Have you seen greater awareness of the importance of this work in recent years?
Absolutely yes. I see more and more dance companies, artists and organisations collaborating and facilitating amazing projects that aim to make dance an accessible and transformative creative and socially relevant instrument, empowering people and communities of any age, abilities and walks of life.
Why did you establish Protein Dance?
Well, Protein came from an experiment, an idea that Bettina Strickler and I had whilst studying dance and choreography at the Laban Centre (now Trinity Laban). That happened in 1997, with a duet called Duel, and of course, we did not expect all that happened afterwards.
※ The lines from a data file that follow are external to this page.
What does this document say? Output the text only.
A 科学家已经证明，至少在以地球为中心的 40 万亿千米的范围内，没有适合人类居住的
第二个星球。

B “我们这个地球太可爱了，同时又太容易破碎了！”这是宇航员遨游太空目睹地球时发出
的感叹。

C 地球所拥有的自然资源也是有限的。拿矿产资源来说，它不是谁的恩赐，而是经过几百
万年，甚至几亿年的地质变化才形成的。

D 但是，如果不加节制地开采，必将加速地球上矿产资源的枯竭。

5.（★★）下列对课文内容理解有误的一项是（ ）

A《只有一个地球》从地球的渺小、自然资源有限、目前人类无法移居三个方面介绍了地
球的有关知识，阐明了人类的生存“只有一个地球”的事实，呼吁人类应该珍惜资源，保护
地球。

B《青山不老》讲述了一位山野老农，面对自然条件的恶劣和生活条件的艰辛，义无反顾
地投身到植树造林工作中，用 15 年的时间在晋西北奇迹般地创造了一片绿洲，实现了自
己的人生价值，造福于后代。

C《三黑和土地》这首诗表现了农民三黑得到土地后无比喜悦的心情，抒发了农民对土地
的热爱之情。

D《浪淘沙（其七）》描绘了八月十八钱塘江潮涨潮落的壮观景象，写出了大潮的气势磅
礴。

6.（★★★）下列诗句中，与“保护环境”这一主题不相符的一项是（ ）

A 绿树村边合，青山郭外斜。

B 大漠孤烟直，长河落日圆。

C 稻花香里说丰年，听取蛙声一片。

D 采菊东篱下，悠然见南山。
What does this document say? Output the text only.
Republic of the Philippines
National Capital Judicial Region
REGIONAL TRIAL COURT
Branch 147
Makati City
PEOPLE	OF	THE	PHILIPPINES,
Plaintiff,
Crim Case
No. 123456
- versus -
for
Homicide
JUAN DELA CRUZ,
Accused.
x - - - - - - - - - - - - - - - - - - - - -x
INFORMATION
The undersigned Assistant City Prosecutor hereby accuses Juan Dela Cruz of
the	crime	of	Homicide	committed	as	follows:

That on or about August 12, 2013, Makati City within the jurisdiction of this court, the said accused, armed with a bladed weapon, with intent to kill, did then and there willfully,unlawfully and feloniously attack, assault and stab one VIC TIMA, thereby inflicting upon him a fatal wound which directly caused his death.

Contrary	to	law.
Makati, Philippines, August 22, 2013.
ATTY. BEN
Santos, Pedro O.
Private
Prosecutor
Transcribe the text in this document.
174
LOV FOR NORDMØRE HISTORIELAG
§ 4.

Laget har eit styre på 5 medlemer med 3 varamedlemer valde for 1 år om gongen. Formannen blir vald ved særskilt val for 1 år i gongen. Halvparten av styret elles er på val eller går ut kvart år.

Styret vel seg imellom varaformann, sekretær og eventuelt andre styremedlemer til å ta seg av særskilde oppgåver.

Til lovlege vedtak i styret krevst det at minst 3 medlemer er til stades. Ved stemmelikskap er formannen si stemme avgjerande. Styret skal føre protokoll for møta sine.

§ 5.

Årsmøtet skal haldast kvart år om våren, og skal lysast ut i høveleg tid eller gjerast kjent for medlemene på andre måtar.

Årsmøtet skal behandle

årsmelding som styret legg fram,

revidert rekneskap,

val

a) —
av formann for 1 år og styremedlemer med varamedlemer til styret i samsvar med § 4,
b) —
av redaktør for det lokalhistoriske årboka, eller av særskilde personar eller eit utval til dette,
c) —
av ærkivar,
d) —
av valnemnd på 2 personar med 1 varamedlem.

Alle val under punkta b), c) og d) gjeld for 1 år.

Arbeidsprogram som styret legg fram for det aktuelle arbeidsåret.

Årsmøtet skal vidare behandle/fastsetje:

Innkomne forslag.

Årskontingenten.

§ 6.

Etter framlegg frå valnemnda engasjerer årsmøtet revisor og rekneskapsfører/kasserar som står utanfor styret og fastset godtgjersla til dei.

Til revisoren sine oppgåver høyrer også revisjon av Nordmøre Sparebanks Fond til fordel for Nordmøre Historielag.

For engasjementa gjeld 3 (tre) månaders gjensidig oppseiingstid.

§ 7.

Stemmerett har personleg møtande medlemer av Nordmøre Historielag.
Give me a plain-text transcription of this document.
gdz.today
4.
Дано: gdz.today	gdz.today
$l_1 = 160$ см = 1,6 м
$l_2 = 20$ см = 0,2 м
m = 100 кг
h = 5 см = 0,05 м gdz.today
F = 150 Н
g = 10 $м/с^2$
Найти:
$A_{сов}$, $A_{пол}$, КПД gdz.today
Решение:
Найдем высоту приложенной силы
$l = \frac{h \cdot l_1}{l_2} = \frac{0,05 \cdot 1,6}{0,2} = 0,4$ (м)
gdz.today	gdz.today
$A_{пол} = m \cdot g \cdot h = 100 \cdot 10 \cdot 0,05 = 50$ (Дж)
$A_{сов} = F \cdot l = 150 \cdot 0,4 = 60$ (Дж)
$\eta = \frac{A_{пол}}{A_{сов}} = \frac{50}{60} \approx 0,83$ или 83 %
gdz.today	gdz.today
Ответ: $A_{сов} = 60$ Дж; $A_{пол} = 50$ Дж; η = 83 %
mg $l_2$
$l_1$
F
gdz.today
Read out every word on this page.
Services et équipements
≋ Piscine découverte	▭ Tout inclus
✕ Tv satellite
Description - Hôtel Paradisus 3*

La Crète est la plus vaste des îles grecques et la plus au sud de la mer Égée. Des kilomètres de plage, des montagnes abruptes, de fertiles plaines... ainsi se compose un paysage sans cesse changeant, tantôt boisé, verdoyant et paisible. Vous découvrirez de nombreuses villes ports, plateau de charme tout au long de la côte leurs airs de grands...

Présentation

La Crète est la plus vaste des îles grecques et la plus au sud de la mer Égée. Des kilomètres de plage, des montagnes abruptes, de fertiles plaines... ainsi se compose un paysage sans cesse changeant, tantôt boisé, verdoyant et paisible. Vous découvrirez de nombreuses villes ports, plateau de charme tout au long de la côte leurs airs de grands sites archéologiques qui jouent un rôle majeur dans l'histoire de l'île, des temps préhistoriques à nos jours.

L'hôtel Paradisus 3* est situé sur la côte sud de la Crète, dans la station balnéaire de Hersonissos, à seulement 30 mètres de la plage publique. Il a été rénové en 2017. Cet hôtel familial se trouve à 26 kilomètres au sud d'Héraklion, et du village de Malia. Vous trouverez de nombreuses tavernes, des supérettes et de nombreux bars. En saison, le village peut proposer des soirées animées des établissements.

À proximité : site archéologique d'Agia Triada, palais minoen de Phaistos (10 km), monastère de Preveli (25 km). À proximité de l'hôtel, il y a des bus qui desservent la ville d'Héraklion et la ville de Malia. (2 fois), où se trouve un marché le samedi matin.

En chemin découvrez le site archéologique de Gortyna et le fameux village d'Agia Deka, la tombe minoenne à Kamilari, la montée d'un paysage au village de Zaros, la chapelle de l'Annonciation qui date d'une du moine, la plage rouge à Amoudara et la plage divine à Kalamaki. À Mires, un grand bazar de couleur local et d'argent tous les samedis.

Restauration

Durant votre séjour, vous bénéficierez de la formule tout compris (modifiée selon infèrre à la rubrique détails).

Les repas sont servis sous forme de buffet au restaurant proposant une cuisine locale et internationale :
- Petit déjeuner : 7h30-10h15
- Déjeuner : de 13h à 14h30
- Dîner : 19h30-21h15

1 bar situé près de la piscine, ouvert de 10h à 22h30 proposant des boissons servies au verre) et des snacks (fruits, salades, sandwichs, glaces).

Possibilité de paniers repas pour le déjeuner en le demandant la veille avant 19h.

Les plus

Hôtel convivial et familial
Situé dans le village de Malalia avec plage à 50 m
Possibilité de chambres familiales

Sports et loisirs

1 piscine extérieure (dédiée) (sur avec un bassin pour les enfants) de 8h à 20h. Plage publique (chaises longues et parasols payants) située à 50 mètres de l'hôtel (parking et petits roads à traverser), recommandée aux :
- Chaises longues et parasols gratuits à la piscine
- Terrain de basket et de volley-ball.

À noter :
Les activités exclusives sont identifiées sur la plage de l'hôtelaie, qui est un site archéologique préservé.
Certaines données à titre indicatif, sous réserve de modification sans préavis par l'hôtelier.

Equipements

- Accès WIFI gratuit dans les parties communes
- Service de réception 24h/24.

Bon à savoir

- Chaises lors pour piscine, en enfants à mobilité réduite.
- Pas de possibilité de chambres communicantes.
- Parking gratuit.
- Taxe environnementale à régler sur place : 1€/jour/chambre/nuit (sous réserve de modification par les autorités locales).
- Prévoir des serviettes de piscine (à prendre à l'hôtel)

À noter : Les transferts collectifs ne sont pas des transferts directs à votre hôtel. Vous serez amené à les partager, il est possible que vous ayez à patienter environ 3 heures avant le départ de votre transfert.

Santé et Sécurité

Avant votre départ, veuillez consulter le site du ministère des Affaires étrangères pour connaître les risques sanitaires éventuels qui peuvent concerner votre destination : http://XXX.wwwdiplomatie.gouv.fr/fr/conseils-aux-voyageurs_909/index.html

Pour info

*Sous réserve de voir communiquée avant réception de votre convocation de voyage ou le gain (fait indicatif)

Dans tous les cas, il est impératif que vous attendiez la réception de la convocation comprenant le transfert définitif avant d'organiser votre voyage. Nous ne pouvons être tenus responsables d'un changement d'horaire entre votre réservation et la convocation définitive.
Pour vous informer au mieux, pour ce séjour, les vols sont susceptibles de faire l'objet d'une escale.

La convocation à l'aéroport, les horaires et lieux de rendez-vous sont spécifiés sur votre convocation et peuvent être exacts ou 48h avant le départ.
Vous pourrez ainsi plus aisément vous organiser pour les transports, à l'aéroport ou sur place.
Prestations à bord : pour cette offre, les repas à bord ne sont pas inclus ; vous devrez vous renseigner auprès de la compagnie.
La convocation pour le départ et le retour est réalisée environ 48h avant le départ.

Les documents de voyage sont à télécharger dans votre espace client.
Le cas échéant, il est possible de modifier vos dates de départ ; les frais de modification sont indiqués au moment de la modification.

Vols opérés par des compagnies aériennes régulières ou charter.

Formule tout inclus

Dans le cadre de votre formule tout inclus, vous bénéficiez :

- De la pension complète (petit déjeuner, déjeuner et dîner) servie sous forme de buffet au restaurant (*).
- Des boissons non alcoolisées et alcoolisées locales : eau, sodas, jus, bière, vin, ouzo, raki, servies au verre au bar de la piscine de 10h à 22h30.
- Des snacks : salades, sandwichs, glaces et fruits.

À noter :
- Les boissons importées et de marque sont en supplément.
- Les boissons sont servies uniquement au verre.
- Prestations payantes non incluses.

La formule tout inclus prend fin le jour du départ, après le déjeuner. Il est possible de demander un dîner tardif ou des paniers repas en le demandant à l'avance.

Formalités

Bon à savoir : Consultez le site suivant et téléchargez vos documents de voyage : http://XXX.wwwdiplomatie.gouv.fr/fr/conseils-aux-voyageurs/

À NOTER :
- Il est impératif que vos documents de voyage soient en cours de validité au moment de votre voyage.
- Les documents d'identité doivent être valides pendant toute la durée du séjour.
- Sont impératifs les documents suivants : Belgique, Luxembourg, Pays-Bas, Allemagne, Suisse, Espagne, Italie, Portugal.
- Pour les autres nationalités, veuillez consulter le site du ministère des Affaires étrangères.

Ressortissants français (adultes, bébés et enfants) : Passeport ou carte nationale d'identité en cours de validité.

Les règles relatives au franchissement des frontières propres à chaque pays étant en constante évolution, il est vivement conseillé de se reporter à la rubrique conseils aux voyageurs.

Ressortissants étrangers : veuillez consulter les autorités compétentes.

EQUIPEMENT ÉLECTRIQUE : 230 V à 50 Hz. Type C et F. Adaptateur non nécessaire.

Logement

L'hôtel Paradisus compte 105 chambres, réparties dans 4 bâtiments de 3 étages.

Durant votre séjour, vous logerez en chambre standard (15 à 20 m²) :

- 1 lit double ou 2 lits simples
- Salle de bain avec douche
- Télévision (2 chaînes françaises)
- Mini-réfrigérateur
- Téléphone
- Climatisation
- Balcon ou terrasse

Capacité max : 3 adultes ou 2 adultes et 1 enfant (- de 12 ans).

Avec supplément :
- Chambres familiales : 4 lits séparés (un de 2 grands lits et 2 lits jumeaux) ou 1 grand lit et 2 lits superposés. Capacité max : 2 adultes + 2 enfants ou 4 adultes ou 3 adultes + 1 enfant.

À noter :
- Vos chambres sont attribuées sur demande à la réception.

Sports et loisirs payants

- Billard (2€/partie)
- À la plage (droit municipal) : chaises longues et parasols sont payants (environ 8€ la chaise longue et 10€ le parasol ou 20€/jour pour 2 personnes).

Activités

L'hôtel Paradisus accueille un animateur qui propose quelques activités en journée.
At some point, Bettina left, and I continued as the company’s sole Artistic Director. What still amazes me is that our initial vision is still there – we wanted to make work that was accessible and connected to the everyday, work that was scratching the surface of the ordinary to reveal the extraordinary, even the less pleasant and uncomfortable parts. I’ve certainly changed and progressed, but on reflection, I believe my work is still rooted there.
Graham Watts wrote that you have built “an outstanding collection of pioneering works”. Can you say something about your work, who it is for, and how it has changed over the years?
Over the years, I think I have just listened to what moved, interested and challenged my existence and values, knowing that these were widely shared feelings and challenges.
My deep interest in and connection with people and the everyday have prompted me towards existential themes and questions that were, or became, topical and relevant to many.
This closeness to life has brought me to investigate ahead of the making process, a practice that has involved all sorts of different people in action research workshops, producing rich personal and societal backgrounds in which to move and create with the cast and the creatives. At the same time, I have been responsive and curious about commissioned work, which has expanded my horizons and enriched both my choreography and my life.
What are the new challenges for the company?
The sector is facing numerous challenges at the moment. Protein is no exception, but we are still going and determined to continue our journey.